There were 85 households, out of which 34.1% had children under the age of 18 living with them, 68.2% were married couples living together, 15.3% had a female householder with no husband present, and 16.5% were non-families. 12.9% of all households were made up of individuals, and 9.4% had someone living alone who was 65 years of age or older. The average household size was 2.76 and the average family size was 3.03.

In the city, the population was spread out, with 30.2% under the age of 18, 6.4% from 18 to 24, 28.9% from 25 to 44, 19.6% from 45 to 64, and 14.9% who were 65 years of age or older. The median age was 36 years. For every 100 females, there were 85.0 males.

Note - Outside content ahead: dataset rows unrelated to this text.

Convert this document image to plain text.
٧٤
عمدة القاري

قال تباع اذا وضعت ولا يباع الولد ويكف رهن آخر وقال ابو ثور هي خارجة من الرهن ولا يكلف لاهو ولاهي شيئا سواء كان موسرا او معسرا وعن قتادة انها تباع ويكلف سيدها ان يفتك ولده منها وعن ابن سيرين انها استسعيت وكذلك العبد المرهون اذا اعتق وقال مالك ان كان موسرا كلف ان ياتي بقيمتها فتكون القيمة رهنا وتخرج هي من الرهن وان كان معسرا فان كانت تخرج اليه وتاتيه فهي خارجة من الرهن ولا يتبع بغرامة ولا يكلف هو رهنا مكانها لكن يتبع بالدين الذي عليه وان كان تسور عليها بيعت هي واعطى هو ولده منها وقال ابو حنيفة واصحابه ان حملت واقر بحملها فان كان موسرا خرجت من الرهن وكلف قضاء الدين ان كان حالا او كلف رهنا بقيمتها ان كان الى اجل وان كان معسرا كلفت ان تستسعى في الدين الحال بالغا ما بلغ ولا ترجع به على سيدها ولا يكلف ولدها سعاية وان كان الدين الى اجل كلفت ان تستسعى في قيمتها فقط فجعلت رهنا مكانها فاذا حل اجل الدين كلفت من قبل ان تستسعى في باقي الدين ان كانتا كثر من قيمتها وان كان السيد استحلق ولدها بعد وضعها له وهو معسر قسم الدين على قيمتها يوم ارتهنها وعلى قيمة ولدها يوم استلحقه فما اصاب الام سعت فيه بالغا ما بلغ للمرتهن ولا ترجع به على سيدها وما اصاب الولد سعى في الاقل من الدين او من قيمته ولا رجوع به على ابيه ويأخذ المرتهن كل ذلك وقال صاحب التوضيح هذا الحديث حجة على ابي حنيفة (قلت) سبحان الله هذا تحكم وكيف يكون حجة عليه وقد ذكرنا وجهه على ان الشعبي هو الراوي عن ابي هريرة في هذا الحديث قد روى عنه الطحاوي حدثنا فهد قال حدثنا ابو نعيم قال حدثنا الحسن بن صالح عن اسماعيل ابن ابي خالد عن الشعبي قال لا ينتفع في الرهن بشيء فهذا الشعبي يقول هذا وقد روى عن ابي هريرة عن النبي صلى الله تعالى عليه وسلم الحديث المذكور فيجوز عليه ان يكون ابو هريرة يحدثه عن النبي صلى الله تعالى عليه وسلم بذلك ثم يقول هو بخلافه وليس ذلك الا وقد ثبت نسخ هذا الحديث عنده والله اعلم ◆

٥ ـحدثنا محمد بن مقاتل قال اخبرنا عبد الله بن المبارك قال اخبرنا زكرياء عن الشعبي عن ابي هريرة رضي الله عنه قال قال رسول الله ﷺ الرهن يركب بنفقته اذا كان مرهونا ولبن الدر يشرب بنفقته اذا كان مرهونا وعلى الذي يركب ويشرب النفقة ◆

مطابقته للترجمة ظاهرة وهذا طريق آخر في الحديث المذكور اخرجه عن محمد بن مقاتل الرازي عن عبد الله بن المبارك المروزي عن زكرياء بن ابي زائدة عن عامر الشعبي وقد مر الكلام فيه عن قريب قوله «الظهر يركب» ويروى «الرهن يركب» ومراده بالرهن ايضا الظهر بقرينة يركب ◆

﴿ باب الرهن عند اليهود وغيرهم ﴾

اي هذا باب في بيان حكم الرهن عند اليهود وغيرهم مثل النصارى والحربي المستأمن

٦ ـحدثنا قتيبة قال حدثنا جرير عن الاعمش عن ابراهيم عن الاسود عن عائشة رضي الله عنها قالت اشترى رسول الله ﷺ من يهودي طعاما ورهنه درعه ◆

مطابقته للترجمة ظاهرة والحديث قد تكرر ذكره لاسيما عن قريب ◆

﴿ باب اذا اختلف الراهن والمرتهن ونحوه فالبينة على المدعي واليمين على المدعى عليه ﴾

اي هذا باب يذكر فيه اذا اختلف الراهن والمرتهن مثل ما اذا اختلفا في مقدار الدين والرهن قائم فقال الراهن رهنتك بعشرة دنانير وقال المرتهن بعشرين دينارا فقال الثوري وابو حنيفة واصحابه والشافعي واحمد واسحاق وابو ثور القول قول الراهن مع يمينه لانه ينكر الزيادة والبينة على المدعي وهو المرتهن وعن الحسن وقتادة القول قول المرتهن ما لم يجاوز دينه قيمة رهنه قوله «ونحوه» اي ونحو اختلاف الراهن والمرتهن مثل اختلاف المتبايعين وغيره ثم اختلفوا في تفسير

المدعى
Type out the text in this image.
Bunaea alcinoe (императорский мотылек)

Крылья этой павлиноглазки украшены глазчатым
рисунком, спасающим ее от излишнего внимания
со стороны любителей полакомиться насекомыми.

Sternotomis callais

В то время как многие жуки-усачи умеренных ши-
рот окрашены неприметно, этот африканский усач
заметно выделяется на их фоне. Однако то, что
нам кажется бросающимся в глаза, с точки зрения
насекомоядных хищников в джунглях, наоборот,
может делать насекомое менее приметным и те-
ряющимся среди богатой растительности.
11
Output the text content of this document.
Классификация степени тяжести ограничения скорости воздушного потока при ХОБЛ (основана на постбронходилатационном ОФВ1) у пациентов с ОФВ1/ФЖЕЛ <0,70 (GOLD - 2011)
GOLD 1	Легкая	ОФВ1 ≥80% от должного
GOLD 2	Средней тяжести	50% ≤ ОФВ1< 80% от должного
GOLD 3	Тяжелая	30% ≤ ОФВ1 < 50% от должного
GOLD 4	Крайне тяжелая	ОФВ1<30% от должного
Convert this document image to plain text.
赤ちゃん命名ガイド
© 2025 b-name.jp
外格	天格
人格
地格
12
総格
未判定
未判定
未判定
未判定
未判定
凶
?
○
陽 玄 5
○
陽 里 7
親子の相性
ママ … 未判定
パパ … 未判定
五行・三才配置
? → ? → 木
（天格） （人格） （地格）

For every 100 females age 18 and over, there were 76.3 males.

The median income for a household in the city was $53,750, and the median income for a family was $59,063. Males had a median income of $35,417 versus $25,938 for females. The per capita income for the city was $33,915. None of the families and 3.0% of the population were living below the poverty line, including no under eighteens and 6.5% of those over 64.

==Education==
Wixon Valley is served by Bryan Independent School District (BISD).

Wixon Valley is split between the zones of Houston Elementary School and Bonham Elementary School. Bilingual students zoned to Bonham attend Bonham while bilingual students zoned to Houston attend Henderson Elementary School. All students are zoned to: Rayburn Intermediate School, Davila Middle School, and Rudder High School.